Divulgation du code du spyware Pegasus du groupe NSO
- WhatsApp est sur le point d’obtenir de l’israélien NSO Group l’accès aux « fonctionnalités complètes » du spyware Pegasus.
- Depuis 2019, WhatsApp réclame l’accès au code du spyware de NSO, affirmant que Pegasus a été utilisé pour espionner illégalement 1 400 utilisateurs.
- Un juge fédéral américain a donné raison à la demande de WhatsApp et a statué que NSO devait fournir non seulement des informations sur la couche d’installation du spyware, mais aussi sur l’ensemble de ses fonctionnalités.
Revers judiciaire pour le groupe NSO
- NSO a tenté de bloquer toute phase de discovery dans le procès en invoquant des restrictions américaines et israéliennes, mais ces demandes globales ont été rejetées.
- NSO a essayé d’empêcher WhatsApp d’accéder à son code secret, mais a perdu dans une décision récente.
- WhatsApp affirme que Pegasus peut intercepter diverses communications, capturer des captures d’écran et extraire l’historique du navigateur.
Victoire pour WhatsApp et victoire partielle pour NSO
- WhatsApp considère la récente décision du tribunal comme une étape majeure et souligne que les entreprises de spyware ne peuvent pas ignorer la loi.
- Cependant, toutes les demandes de WhatsApp n’ont pas été acceptées, et NSO n’est pas tenu de partager certaines informations sur son architecture serveur.
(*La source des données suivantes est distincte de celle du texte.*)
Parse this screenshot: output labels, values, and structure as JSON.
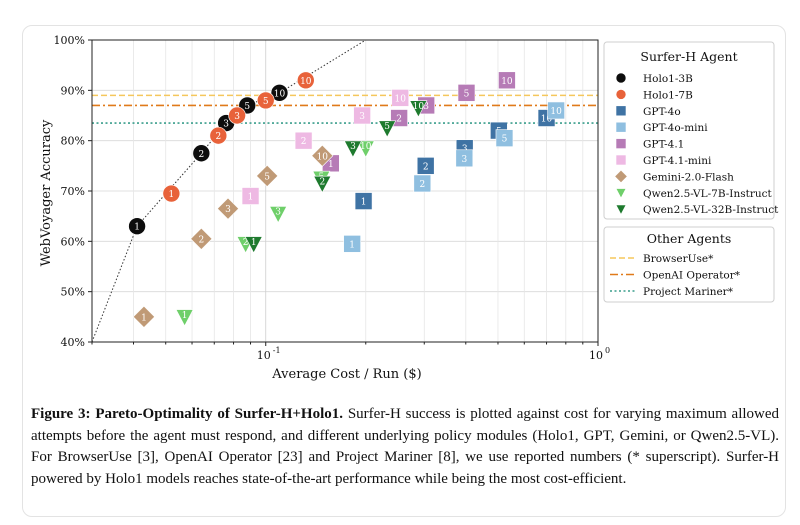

- NSO n’a pas non plus à révéler l’identité de ses clients, malgré des rapports selon lesquels des gouvernements auraient utilisé le spyware contre des opposants.
Avis de GN⁺
- Cet article traite d’une décision de justice importante concernant un spyware utilisé comme outil de surveillance gouvernementale, ce qui peut intéresser les personnes préoccupées par la vie privée et la sécurité des données.
- D’un point de vue critique, l’existence et l’usage de tels spywares peuvent entraîner des atteintes à la vie privée et des problèmes de droits humains, et cette décision pourrait contribuer à renforcer la sensibilisation à ces enjeux.
- Parmi les points à considérer lors de l’adoption de cette technologie figurent sa conformité aux normes juridiques et éthiques, ainsi que l’existence de mesures suffisantes pour protéger la vie privée des utilisateurs.
- Cette décision pourrait accroître la transparence liée à l’usage des spywares, ce qui contribuerait à renforcer la protection des données des utilisateurs.